Para concluir, penso que um ponto da pesquisa deve ser questionado. Diferente do que as participantes da mesa afirmaram, a maior presença de respondentes do Sudeste não se conforma com a preponderância de museus na região. É verdade que o Sudeste concentra o maior número de museus no país (39,2%), mas a representação da região na pesquisa foi de 68,5%. Uma comparação com a taxa de respostas do Sul e do Nordeste é reveladora.
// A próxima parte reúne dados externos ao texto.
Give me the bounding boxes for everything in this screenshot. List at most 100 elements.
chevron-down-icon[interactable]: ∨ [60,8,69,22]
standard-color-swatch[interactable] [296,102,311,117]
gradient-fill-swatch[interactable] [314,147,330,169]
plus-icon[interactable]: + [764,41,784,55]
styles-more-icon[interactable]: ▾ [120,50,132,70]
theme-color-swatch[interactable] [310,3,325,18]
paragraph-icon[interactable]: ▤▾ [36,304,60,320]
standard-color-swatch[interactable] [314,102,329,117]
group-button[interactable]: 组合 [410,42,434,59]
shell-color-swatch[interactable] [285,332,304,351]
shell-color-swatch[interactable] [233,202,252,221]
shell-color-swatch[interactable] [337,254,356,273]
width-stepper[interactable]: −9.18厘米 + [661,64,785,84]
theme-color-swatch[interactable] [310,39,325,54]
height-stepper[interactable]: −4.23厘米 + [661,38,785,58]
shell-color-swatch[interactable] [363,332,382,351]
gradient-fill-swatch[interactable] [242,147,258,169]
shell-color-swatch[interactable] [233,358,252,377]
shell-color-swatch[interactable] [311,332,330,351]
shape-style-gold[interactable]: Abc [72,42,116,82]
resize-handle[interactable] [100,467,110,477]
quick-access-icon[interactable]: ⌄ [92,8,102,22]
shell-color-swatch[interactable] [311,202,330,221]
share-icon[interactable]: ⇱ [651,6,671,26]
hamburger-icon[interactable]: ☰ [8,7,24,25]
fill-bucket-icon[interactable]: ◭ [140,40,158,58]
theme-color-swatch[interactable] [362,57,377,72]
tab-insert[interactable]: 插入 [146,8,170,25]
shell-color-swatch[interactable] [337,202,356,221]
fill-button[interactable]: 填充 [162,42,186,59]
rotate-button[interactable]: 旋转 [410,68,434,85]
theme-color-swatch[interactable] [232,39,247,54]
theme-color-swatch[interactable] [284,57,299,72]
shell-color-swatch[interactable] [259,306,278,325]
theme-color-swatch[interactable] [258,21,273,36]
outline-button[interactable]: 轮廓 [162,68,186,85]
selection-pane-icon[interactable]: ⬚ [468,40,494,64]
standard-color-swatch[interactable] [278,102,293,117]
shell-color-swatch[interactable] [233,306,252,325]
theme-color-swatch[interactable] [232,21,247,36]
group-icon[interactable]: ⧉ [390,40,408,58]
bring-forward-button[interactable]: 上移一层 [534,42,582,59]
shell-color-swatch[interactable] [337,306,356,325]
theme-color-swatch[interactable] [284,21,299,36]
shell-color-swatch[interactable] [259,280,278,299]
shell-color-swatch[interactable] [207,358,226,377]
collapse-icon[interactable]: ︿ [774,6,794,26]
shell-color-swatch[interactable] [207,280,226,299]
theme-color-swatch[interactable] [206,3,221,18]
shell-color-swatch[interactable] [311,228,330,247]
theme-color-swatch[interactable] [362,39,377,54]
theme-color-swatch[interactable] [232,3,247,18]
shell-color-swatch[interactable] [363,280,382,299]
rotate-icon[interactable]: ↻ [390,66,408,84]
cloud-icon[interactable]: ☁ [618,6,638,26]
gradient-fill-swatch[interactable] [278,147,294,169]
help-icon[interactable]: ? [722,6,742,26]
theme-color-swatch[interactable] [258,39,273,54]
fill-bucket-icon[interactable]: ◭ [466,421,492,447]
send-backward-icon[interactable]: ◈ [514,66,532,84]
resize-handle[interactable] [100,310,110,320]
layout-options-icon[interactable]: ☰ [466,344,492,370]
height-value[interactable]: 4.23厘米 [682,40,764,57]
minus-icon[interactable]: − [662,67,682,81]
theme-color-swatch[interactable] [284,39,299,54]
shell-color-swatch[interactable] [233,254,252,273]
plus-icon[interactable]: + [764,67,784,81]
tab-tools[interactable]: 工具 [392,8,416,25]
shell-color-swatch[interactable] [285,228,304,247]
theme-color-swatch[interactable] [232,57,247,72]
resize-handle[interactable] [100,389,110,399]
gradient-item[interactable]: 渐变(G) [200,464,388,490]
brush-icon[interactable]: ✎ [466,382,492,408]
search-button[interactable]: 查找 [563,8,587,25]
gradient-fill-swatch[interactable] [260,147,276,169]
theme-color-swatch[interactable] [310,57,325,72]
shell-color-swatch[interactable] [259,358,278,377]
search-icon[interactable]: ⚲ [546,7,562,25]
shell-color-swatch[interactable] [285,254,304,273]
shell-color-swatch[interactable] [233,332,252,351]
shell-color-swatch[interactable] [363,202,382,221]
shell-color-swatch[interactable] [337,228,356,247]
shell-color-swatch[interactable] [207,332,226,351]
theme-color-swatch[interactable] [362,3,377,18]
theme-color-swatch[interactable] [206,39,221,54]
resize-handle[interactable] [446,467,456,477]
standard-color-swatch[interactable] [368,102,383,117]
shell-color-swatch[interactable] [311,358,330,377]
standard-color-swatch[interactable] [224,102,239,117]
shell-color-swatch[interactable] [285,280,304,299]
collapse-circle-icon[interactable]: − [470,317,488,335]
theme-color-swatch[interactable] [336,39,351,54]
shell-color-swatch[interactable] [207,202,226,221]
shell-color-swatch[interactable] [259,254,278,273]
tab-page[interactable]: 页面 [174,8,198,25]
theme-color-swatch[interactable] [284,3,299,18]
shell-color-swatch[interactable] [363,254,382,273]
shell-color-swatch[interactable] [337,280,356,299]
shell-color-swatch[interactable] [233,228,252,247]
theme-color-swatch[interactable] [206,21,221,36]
Enquanto as duas regiões contam com respectivamente 27% e 21,8% dos museus do Brasil, apenas 11,6% e 12,3% dos profissionais que responderam à pesquisa trabalhavam nessas regiões, sendo que o Centro Oeste tem 7,3% dos museus, mas obteve apenas 2,5% de respondentes. Os números sugerem um limite do estudo, reforçado pela ausência de respondentes de quatro estados no Norte. Apesar das vantagens da divulgação boca a boca, como a celeridade e taxa de retorno dos questionários, a abordagem pode limitar o alcance da pesquisa a profissionais já familiarizados com o ICOM Brasil. Neste sentido, Luiz Mizukami colocou uma pergunta apropriada sobre as pesquisas sobre museus realizadas no Brasil: Quem está sendo incluído? Quem é chamado? Estamos chamando as mesmas pessoas? Esta observação não invalida, de forma alguma, a valorosa pesquisa elaborada, mas aponta caminhos e mesmo uma oportunidade para refletir sobre qual comunidade atingimos por meios virtuais.